Lorsque les bombes et fusils mitrailleurs de l’islamisme ont tué cent trente personnes à Paris et Saint Denis, le 13 novembre 2015, François Hollande, bien qu’il fût par sa politique de l’autruche face au fondamentalisme en France et ses forfanteries en Syrie largement responsable de cette situation, tenait l’occasion de retourner la vie politique en sa faveur.
Il s’y prit plutôt bien la première semaine, jouant de l’émotion populaire et parlementaire à Versailles et dans la cour des invalides. Il s’empara du thème de la déchéance de nationalité pour les jihadistes dont la paternité revenait à la droite et même à l’extrême-droite, faisant fi des clivages politiques traditionnels pour rechercher autant pragmatiquement que symboliquement des peines susceptibles de gêner vraiment cette génération confite dans la haine de la France.
Bien sûr, déchoir de leur nationalité des individus qui n’en ont que faire serait moins efficace que rétablir la peine de mort pour les terroristes, mettre leurs têtes à prix pour rendre leurs mouvements difficiles ou expulser leurs familles afin que leur entourage, lassé et touché, finisse par prendre lui-même en charge le dur travail d’éradication des criminels. Mais ne rêvons pas trop, il faudra encore quelques attentats pour que ces indicibles préconisations acquièrent droit de cité dans le débat public.

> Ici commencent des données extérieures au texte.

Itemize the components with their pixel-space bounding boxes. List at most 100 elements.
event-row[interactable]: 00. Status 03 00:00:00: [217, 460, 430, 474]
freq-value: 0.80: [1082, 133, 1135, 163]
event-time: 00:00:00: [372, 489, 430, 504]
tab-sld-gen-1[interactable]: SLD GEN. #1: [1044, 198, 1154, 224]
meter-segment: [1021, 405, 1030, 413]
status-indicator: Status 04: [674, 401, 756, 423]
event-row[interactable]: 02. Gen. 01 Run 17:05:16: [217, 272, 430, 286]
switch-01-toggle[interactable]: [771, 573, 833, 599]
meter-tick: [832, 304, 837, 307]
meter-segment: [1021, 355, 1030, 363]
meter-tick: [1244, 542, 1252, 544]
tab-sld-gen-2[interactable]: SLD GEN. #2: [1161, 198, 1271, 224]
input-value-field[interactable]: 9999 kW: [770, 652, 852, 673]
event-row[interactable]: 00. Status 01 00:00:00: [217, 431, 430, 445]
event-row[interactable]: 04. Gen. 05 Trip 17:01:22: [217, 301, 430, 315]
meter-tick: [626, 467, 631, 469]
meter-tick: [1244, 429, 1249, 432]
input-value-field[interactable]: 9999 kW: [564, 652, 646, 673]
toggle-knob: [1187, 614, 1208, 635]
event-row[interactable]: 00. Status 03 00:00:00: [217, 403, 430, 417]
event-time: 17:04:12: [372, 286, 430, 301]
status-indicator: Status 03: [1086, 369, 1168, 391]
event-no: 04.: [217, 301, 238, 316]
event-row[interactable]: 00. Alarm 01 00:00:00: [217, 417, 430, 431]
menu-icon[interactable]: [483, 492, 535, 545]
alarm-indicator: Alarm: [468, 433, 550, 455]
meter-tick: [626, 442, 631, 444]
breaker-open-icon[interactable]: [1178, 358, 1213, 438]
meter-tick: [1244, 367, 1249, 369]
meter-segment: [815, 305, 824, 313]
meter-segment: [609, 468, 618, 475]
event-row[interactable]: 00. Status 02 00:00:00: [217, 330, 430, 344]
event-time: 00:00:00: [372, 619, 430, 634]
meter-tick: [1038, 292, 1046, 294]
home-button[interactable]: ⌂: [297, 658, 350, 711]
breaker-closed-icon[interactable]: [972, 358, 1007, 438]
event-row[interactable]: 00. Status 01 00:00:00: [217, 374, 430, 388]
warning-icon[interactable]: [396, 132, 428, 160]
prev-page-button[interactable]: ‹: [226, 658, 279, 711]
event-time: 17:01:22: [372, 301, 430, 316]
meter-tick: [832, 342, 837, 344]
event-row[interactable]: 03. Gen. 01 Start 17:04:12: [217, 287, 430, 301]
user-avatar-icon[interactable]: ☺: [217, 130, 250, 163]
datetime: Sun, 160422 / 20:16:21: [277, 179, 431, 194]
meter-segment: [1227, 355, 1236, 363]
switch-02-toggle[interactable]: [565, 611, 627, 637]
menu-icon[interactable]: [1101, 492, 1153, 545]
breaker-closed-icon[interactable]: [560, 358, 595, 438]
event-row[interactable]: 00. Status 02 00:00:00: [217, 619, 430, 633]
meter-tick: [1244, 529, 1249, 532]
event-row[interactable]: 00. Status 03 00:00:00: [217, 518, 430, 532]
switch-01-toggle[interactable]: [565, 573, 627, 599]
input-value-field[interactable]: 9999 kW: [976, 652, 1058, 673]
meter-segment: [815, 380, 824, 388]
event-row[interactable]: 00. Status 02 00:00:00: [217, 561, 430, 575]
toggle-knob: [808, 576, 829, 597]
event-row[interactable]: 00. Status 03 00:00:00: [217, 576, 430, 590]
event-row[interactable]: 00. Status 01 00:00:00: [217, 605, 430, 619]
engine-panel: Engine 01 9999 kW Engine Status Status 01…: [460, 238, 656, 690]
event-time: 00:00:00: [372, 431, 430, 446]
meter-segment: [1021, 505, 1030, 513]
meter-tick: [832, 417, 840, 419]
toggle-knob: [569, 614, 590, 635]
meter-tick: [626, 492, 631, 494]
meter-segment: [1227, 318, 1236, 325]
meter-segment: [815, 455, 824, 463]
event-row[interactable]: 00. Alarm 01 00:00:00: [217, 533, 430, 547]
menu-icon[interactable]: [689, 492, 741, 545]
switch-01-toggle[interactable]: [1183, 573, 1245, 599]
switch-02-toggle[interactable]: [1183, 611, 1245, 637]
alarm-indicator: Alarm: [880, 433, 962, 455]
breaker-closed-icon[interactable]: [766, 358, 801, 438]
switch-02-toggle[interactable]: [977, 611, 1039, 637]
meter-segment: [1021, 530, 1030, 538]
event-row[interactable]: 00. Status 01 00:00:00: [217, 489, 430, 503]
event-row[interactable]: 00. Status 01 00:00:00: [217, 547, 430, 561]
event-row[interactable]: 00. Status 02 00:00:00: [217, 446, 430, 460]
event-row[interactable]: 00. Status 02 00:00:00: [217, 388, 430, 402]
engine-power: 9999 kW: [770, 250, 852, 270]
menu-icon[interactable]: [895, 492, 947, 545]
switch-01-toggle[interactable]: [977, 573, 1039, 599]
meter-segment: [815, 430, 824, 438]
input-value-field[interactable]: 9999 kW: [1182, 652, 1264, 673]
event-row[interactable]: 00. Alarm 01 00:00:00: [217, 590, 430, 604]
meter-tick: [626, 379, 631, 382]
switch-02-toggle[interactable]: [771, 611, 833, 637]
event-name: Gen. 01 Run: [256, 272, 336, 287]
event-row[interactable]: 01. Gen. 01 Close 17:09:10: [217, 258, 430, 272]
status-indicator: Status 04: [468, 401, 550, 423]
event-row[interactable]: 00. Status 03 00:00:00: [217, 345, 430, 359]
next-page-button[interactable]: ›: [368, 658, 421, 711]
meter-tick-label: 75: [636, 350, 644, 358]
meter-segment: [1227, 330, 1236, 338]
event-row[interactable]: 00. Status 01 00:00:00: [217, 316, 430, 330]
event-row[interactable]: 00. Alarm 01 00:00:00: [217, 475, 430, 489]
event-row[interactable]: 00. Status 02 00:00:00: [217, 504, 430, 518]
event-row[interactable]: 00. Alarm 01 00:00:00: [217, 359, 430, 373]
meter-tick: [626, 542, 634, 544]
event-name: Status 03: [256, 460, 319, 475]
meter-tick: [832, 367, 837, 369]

Quoi qu’il en soit, la déchéance de nationalité s’engagea sur un chemin de croix médiatique et parlementaire, dans un équipage chaotique avec la constitutionnalisation de l’état d‘urgence. Certes la mesure était plus complexe qu’il ne fut initialement envisagé, les engagements internationaux de la France empêchant de créer des apatrides. Il fallut donc la borner aux binationaux, mais l’on tombait alors dans le piège de la rupture d’égalité. La droite, tout aussi rouée qu’un président dont les manœuvres habituelles empêchent qu’on lui fasse crédit de la moindre sincérité, ne put résister à la tentation de lui mettre des bâtons dans les roues.
Sans majorité dans les assemblées et perdant progressivement son soutien dans l’opinion, il a dû prendre acte de l’impossibilité à faire adopter sa réforme. Le jeu politicien va désormais consister, à gauche comme à droite, à faire porter aux autres le chapeau de l’échec. Mais François Hollande est président et il lui incombait de trouver les moyens, sur un sujet aussi sensible, de parvenir à ses fins. Quels que soient les efforts de ses communicants et la complaisance des médias, il en aura forcément la responsabilité.
Il existait pourtant une alternative. Mais il fallait une audace gaullienne pour s’en emparer. L’article 11 de la constitution, dont les termes ont déjà été largement sollicités par le passé, permet de soumettre au peuple un projet de loi portant sur l’organisation des pouvoirs publics ou même, depuis 2008, sur des questions sociales. Et le Conseil constitutionnel s’interdit de juger de la constitutionnalité d’une réforme adoptée selon cette procédure.
Si François Hollande en avait eu le cran, il aurait tordu la lettre du texte pour en capturer l’esprit. Quand la révision a commencé à s’enliser, il lui fallait passer en force, en appeler au peuple sur cette question sociale entre toutes et, s’il était suivi sur ce sujet, dissoudre l’Assemblée dans la foulée. Sans doute n’aurait-il pas eu de « majorité présidentielle » très nette, mais il aurait à tout le moins limité considérablement la casse.
N’est pas de Gaulle ni même Mitterrand qui veut. François Hollande a sans doute gaspillé aujourd’hui, engoncé dans l’excessive prudence de l’homme d’appareil, sa dernière chance de sauver son trône en 2017.
C’est bien le drame du quinquennat : cinq ans, c’est trop court pour muer de politicien en homme d’Etat.